Verhaltenstherapie
Verhaltenstherapie (auch kognitive Verhaltenstherapie, KVT) ist eines der am besten untersuchten Psychotherapieverfahren weltweit. Sie geht davon aus, dass Gedanken, Gefühle, körperliche Reaktionen und Verhalten eng zusammenhängen und dass sich dieser Kreislauf gezielt beeinflussen lässt.
Grundidee
Viele psychische Probleme entstehen und halten sich dadurch aufrecht, dass wir in bestimmten Situationen immer wieder ähnlich denken, fühlen und handeln. In der Verhaltenstherapie werden diese Muster zunächst gemeinsam sichtbar gemacht. Anschließend werden konkrete Strategien entwickelt, um neue Erfahrungen zu ermöglichen und hilfreiche Gewohnheiten aufzubauen.

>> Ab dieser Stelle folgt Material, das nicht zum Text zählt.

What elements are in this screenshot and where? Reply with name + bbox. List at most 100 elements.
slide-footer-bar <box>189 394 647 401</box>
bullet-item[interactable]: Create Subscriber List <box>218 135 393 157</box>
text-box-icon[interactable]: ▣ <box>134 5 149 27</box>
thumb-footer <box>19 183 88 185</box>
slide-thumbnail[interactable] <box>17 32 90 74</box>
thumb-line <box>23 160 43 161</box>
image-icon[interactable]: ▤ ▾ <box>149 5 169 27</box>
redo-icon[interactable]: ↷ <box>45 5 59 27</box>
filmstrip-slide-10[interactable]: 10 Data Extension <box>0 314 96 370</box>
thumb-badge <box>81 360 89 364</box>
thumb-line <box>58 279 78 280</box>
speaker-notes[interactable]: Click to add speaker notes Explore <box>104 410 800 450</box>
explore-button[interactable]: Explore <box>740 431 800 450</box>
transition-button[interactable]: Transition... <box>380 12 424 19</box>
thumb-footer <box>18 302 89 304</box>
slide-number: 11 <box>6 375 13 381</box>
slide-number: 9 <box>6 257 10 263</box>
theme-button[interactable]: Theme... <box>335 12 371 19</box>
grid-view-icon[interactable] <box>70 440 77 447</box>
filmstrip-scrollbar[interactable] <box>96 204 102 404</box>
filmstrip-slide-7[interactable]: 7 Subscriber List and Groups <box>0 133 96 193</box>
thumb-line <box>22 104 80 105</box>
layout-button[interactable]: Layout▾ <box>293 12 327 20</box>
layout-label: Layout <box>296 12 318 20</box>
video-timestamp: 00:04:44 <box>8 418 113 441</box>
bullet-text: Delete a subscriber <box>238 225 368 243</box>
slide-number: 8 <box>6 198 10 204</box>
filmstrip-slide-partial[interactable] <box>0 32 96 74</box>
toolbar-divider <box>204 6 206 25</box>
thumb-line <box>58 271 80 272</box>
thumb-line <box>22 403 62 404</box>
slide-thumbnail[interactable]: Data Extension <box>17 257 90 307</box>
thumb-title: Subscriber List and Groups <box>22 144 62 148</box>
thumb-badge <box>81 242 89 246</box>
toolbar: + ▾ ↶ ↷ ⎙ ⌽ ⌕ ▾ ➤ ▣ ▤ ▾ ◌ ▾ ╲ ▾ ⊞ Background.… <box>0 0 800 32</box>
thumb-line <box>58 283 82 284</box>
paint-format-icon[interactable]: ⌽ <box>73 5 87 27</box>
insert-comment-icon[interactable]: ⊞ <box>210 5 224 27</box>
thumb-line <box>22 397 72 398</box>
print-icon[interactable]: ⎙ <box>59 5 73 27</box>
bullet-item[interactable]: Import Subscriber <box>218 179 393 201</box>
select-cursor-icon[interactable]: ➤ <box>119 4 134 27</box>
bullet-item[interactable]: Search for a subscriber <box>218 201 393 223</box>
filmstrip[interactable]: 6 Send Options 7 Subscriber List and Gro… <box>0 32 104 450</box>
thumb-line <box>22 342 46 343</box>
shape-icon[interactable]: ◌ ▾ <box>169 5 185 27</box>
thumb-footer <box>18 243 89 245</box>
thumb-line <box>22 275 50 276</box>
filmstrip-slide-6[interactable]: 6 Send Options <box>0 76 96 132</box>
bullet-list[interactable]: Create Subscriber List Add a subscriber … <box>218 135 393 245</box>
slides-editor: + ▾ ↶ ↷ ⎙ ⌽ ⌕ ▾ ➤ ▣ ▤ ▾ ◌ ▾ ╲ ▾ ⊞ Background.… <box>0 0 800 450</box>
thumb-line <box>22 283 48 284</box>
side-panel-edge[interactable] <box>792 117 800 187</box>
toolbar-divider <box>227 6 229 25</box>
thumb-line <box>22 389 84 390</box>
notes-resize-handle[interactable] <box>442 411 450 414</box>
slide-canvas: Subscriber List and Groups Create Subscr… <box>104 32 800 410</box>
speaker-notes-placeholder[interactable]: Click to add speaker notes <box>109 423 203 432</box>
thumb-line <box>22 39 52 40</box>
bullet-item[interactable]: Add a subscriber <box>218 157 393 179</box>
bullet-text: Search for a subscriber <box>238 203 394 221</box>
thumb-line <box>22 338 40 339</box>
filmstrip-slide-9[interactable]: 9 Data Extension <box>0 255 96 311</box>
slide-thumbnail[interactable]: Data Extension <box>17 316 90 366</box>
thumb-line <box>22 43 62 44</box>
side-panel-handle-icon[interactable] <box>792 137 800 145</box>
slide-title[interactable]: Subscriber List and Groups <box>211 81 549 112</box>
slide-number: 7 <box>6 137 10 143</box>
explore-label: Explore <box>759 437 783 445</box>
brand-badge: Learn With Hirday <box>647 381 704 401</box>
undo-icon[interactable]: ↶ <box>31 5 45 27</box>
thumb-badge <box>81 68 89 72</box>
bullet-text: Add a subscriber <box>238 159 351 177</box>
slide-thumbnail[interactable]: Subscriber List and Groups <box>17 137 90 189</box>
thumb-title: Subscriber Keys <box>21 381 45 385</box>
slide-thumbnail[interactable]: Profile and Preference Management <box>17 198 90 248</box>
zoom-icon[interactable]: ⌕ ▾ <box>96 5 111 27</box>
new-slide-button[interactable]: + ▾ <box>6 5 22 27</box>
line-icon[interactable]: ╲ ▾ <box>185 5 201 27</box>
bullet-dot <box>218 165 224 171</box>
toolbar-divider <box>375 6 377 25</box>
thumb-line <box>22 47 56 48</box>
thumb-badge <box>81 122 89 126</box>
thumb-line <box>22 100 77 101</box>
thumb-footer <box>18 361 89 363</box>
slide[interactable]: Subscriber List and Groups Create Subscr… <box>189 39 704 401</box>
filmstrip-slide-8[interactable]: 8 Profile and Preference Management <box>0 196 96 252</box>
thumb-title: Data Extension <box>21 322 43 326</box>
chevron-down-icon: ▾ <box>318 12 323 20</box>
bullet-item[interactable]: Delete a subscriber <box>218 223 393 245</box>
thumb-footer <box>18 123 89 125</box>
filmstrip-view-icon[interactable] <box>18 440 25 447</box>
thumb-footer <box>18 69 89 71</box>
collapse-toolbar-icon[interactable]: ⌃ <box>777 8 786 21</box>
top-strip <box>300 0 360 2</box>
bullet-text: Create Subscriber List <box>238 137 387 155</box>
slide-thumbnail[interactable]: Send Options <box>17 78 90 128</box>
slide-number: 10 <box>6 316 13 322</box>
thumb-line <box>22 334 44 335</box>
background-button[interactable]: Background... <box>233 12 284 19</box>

Wichtige Bestandteile können sein:
- Psychoedukation: verständliche Informationen zu Ihrer Symptomatik und zu nachvollziehbaren Erklärungsmodellen
- Kognitive Techniken: z. B. das Überprüfen automatischer Gedanken, sokratischer Dialog, Arbeit mit inneren Bewertungen und Grundannahmen
- Verhaltensbezogene Methoden: Verhaltensaktivierung bei Depression, Aufbau oder Reduktion bestimmter Verhaltensweisen, Training sozialer Kompetenzen
- Exposition / Konfrontation: sich schrittweise angstauslösenden Situationen, Erinnerungen oder Körpersensationen stellen, statt dauerhaft zu vermeiden
- Problemlösetraining und Rückfallprophylaxe: strukturierte Schritte, um mit zukünftigen Belastungen umzugehen
Die Vorgehensweise ist transparent und planbar: Therapieziele werden gemeinsam vereinbart, Interventionen erklärt und an Ihre Lebenssituation angepasst.
Wissenschaftliche Evidenz
Für die Verhaltenstherapie liegt eine sehr umfangreiche Forschungslage vor. Meta-Analysen und internationale Leitlinien zeigen, dass KVT unter anderem bei Depressionen, Angststörungen, Zwangsstörungen, posttraumatischen Belastungsstörungen, Essstörungen und vielen weiteren Störungsbildern wirksam ist.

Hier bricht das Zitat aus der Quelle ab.